I did some timings too to compare the different approaches using:

from timeit import timeit

setup = '''

from itertools import product


def list_comp(a, b):
    return [(x,y,z) for x in a for y in b for z in a if x != z]

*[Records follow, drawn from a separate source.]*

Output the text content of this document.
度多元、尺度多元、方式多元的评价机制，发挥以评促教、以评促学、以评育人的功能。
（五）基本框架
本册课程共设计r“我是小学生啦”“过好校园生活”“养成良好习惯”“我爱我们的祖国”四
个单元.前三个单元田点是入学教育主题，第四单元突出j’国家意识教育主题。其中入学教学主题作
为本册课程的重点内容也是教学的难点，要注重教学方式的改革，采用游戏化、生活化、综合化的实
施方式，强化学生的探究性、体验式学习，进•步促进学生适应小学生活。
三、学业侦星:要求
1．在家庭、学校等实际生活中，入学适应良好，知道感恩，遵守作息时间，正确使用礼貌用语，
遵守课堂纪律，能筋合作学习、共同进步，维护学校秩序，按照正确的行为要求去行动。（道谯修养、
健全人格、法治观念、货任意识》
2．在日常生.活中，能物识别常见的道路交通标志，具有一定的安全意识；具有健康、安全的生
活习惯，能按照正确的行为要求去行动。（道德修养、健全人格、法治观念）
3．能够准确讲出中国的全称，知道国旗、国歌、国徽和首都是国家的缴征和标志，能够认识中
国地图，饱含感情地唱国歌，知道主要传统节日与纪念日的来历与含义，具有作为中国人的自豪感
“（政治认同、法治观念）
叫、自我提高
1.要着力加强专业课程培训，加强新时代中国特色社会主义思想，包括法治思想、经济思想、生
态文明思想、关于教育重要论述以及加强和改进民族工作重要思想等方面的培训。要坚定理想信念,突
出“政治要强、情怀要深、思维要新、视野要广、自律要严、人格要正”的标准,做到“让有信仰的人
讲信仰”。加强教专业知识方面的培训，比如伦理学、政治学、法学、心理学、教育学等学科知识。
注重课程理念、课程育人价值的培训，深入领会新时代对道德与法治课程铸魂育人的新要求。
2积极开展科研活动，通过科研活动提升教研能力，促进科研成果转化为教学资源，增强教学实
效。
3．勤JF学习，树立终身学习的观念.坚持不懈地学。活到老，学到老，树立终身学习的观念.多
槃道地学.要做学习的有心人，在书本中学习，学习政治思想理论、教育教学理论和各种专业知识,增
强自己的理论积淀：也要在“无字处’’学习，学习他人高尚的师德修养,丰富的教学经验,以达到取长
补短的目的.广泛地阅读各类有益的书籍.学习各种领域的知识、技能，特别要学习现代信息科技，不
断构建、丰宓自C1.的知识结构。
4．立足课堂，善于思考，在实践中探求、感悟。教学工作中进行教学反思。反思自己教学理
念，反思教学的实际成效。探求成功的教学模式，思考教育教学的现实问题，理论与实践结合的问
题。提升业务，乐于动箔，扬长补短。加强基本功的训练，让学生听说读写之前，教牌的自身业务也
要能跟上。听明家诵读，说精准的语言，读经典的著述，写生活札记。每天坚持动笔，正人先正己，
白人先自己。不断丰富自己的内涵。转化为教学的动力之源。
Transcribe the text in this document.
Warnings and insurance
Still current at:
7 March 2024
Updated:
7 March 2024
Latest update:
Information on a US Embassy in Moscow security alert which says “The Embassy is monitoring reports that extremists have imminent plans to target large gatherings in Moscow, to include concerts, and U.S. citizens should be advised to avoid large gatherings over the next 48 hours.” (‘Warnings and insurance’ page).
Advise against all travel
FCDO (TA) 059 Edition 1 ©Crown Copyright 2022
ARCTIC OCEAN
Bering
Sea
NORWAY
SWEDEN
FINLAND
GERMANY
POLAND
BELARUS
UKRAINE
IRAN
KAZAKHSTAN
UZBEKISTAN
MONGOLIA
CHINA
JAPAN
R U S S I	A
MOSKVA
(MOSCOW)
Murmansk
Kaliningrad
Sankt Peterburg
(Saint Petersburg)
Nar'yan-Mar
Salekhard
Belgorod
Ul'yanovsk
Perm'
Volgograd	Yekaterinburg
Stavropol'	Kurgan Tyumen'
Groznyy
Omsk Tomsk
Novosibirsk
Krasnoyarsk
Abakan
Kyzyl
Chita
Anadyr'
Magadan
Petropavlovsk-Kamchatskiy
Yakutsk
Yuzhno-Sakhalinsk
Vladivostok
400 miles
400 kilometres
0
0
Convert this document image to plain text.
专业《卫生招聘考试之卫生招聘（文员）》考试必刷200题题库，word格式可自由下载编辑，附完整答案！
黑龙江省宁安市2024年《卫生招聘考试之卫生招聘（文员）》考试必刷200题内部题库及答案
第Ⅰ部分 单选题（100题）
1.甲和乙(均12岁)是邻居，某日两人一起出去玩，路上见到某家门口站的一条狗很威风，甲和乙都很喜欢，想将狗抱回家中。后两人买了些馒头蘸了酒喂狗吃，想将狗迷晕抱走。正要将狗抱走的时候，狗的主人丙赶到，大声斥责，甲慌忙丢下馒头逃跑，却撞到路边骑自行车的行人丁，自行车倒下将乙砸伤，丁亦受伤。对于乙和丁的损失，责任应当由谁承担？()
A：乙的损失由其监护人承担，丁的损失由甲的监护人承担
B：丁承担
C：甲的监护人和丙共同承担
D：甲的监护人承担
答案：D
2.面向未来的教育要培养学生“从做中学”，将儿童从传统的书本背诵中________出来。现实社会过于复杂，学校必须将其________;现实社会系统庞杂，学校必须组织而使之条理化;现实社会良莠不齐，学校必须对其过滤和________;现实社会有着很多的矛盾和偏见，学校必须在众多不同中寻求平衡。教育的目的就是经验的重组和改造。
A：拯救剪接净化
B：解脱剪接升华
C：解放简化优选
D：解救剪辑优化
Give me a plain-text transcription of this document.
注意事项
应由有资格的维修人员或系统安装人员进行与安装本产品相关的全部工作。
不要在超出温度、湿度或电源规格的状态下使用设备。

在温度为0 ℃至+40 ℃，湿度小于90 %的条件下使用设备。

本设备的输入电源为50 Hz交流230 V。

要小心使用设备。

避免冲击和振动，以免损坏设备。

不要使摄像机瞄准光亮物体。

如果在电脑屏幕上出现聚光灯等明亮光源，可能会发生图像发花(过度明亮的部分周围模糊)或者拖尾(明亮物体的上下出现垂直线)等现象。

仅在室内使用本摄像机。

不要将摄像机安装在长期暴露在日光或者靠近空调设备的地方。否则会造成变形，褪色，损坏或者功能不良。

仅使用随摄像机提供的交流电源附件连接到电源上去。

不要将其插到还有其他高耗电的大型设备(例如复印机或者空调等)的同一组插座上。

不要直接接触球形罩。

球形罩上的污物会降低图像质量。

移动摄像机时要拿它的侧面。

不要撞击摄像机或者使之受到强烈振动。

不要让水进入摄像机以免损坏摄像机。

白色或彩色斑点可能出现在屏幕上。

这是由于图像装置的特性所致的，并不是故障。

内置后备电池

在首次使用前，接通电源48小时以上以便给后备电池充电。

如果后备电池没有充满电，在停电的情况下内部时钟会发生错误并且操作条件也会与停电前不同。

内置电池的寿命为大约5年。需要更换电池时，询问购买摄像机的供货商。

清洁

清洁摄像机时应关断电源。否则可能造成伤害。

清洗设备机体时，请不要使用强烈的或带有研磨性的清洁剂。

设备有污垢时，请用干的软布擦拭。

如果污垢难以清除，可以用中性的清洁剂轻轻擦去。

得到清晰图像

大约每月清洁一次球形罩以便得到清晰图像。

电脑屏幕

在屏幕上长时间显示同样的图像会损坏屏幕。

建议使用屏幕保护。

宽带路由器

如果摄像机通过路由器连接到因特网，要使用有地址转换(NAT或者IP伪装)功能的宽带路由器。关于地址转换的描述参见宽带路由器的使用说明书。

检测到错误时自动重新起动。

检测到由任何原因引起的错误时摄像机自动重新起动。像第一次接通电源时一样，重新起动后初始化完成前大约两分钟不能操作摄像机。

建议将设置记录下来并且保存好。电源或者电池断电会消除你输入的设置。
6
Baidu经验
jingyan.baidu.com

def itertools_listComp(a, b):
    return [(x,y,z) for x, y, z in product(a, b, a) if x !=z]


def itertools_forLoop(a, b):
    c = []
    for i, item in enumerate(a):
        c.extend((item, x, y) for x, y in product(b, a[:i] + a[i + 1:]))
    return c

a = [1, 2, 3, 4]
b = [2, 4, 6]
'''

print('list_comp:', timeit(stmt="list_comp(a, b)", setup=setup, number=1000))
print('itertools_forLoop:', timeit(stmt="itertools_forLoop(a, b)", setup=setup, number=1000))
print('itertools_listComp:', timeit(stmt="itertools_listComp(a, b)", setup=setup, number=1000))

and the results are:

list_comp:          0.0050
itertools_listComp: 0.0056
itertools_forLoop:  0.0086

So it seems that the plain list comprehension is the fastest. This behavior persists with bigger a lists too.